Scudetto, Heineken e Serie A, le cose da non dimenticare

Monza, stadio "Brianteo", 19 maggio 2007. Il Benetton Treviso conquista il suo tredicesimo titolo italiano sconfiggendo 28 a 24 l'Arix Viadana ai tempi supplementari. Ma più della festa finale dei "nuovi" scudettati davanti a 11.350 appassionati, più degli ultimi trenta minuti palpitanti, più dell'incredibile rimonta operata dai trevigiani - capaci di agguantare il pareggio con una meta di Wentzel all'86' - ciò che veramente chi scrive non dimenticherà sarà la faccia del tallonatore giallonero Andrea Moretti. Entrato in campo al 9' del primo supplmentare, all'ultimissimo minuto e ad un metro dalla linea di meta si è ritrovato con un ovale pesante come un macigno. Poteva essere la marcatura del 29 a 28 e quindi della vittoria. Invece arriva un clamoroso "in avanti", il fischio dell'arbitro De Santis a sanzionarlo, ed altri tre fischi a stabilire la fine delle ostilità: Treviso festeggia nel migliore dei modi la sua diciassettesima finale in venti campionati.
Moretti dicevamo. Mentre si consuma il cerimoniale della premiazione, rimane seduto su un bidone posto all'ingresso degli spogliatoi. Dietro di lui le poche casse d'acqua rimaste mostrano i segni di una battaglia giocata fino allo strenuo. Tanti suoi compagni arrivano a consolarlo perché - porca miseria - può succedere. Può succedere che un onesto uomo di mischia non riesca, nella concitazione, a trasformarsi in freddo tre quarti. Può succedere anche se ti cospargi le mani di colla, perché la mente fa brutti scherzi anche ai migliori.
Lasciamo Moretti ed arriviamo a centrocampo. Il "Brianteo" è quasi vuoto eppure ad immaginare quegli spalti gremiti, il sostegno della folla, le telecamere puntate, le responsabilità di indossare una maglia,... beh, non dev'essere stato facile. E' pur vero, obietterà qualcuno, che gli atleti ricevono regolare compenso per accollarsi tali compiti. Già, ma i soldi non potranno mai acquistare i nervi né tanto meno lo "stomaco" di chicchessia.
Newport (Galles), "Rodney Parade", 18 maggio 2007. Il Ghial Calvisano perde 22 a 15 nello spareggio contro i Dragons, fallendo così la promozione all'Heineken Cup del prossimo anno. E qui è proprio Calvisano a non dimenticare, a tenere bene impresso nella memoria un'annata decisamente sfortunata. L'obiettivo d'inizio stagione di quello che è divenuto uno dei più potenti club italiani si chiamava scudetto e, oltre ad onore e gloria, la conseguente ammissione nella "Champions" del Rugby dalla porta principale. Tutto sfumato in una semifinale di ritorno contro l'Arix Viadana persa nei minuti finali. Gli stessi fatali anche in Galles.

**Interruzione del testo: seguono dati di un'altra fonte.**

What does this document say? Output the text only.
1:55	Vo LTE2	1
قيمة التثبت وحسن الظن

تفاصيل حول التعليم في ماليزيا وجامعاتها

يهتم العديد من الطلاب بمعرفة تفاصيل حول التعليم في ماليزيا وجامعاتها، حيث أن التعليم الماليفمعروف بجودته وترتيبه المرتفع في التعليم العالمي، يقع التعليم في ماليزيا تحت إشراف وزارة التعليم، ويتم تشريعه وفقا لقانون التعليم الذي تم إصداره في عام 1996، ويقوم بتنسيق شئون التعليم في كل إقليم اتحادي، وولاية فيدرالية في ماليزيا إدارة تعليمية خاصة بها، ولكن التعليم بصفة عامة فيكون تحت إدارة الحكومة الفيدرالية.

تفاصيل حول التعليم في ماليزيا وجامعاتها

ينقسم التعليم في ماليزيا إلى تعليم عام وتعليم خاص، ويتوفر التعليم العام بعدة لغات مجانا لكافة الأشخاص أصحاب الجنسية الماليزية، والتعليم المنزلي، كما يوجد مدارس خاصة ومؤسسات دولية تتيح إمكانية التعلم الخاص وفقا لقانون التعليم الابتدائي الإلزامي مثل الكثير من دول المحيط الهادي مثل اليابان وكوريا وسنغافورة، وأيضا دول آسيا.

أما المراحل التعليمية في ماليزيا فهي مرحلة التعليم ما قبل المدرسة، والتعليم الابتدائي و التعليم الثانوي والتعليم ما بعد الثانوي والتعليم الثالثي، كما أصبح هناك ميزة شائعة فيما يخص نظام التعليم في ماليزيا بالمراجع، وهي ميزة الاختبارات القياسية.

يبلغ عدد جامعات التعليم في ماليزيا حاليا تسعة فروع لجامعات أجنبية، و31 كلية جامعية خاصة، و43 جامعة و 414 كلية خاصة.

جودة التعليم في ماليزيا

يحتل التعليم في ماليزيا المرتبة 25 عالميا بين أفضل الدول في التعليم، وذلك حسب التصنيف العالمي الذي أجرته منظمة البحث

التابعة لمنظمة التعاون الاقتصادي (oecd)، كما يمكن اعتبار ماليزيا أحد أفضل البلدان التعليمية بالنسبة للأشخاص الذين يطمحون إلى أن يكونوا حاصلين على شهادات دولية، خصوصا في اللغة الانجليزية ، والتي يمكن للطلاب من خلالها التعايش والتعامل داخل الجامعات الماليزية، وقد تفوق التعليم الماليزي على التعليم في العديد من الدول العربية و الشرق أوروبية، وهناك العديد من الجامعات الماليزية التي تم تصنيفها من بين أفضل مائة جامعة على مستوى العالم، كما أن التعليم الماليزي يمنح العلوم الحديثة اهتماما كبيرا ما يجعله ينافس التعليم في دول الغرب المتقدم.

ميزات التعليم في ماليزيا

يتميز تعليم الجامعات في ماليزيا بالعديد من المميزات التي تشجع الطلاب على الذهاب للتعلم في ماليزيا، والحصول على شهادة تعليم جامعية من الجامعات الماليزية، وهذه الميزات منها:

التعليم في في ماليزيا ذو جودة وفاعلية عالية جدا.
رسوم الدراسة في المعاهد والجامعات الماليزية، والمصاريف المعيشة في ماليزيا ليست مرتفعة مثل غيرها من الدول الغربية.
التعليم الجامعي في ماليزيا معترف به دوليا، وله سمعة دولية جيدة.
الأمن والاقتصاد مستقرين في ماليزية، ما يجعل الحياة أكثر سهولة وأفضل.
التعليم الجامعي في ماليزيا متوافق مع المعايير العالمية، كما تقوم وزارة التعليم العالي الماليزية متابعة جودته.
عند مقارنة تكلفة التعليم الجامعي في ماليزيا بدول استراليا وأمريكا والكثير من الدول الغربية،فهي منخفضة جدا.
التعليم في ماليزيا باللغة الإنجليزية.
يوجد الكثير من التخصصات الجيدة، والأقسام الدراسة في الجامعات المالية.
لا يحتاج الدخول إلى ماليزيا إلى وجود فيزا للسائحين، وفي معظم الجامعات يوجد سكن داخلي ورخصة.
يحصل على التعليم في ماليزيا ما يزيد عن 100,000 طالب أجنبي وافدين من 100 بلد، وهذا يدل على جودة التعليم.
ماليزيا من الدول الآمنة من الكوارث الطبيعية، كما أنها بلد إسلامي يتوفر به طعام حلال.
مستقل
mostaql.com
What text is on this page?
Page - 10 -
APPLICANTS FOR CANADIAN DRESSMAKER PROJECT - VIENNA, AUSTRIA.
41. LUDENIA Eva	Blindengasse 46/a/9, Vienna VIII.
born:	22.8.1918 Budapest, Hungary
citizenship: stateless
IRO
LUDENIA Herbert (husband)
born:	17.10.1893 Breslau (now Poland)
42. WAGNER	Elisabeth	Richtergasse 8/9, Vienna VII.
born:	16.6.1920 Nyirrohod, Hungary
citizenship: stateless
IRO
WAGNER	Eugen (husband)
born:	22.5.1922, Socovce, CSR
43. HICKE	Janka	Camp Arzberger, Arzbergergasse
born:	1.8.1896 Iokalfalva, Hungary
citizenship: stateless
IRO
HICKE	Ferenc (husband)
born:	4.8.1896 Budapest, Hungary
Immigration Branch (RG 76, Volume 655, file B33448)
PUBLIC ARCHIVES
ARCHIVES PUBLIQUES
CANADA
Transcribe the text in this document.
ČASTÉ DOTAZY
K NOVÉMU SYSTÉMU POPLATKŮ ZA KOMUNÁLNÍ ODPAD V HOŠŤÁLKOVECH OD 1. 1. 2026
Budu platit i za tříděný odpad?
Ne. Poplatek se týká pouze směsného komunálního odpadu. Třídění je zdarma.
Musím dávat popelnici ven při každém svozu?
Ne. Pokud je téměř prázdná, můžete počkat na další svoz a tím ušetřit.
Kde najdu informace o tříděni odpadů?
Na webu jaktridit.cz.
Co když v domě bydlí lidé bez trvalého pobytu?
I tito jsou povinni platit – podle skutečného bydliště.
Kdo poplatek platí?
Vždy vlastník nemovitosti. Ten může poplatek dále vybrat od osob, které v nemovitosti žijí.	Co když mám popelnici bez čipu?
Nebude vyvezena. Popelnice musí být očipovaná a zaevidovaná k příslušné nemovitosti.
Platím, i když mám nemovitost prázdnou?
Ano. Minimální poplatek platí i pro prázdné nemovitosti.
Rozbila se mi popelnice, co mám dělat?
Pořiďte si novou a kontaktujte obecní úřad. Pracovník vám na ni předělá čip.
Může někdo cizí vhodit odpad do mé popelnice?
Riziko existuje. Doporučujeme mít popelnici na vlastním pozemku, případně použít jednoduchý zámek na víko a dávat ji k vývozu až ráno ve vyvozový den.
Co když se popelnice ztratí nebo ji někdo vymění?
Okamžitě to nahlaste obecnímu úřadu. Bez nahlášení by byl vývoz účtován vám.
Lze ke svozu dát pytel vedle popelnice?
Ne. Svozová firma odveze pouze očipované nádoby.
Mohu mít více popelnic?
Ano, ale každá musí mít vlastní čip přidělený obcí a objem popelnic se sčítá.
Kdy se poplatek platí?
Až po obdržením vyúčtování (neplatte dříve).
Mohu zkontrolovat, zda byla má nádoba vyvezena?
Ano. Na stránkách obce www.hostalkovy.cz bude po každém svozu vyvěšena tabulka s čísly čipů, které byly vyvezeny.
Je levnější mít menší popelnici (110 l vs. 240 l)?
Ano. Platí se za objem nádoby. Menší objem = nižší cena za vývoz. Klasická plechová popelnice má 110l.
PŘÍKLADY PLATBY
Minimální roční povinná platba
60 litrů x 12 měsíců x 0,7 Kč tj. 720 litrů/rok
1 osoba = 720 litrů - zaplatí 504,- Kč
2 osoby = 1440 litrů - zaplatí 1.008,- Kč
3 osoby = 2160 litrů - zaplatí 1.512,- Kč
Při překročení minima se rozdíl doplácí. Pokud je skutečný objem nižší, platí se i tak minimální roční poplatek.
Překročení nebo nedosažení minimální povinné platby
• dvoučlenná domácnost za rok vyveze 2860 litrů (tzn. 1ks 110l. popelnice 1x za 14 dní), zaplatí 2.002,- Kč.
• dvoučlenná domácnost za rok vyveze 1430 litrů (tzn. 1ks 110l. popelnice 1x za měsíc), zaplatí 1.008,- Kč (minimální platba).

In sostanza, dopo i bisticci con la Lega Italiana Rugby d'Eccellenza, era d'obbligo per gli uomini di Delpoux mostrare sul campo le proprie potenzialità. Missione fallita, dunque, e tutto rimandato al prossimo anno...
Roma e Venezia, 20 maggio 2007. Semifinali play off di ritorno in Serie A. Il Casinò di Venezia vince in casa contro il Marchiol San Marco e, avendo segnato due punti in più dei propri avversari nell'ottica del doppio confronto (14 - 23 e 30 - 19), domenica prossima si giocherà la finale promozione al Super 10 2007/2008. Ad attenderla non ci sarà l'altra strafavorita Rugby Roma bensì il Consiag I Cavalieri Prato, bravo ad imporsi sui romani sia all'andata (24 - 3) che al ritorno (15 - 17).
La lezione da non dimenticare è che in Serie A non c'è nulla di scontato e che il campo se ne infischia del blasone e del budget. Lo sa benissimo Roma, il cui "purgatorio" in A si protrarrà per un'altra stagione, privando per il quarto anno di fila il massimo campionato italiano di uno dei club storici del Belpaese con i suoi settantasei anni sulle spalle.
Sorprese, colpi di scena, emozioni da non dimenticare nell'ultimo fine settimana ovale. Il gioco emette i suoi verdetti, i giocatori li accettano. Con la consapevolezza che il nostro Rugby può ancora regalare sorprese.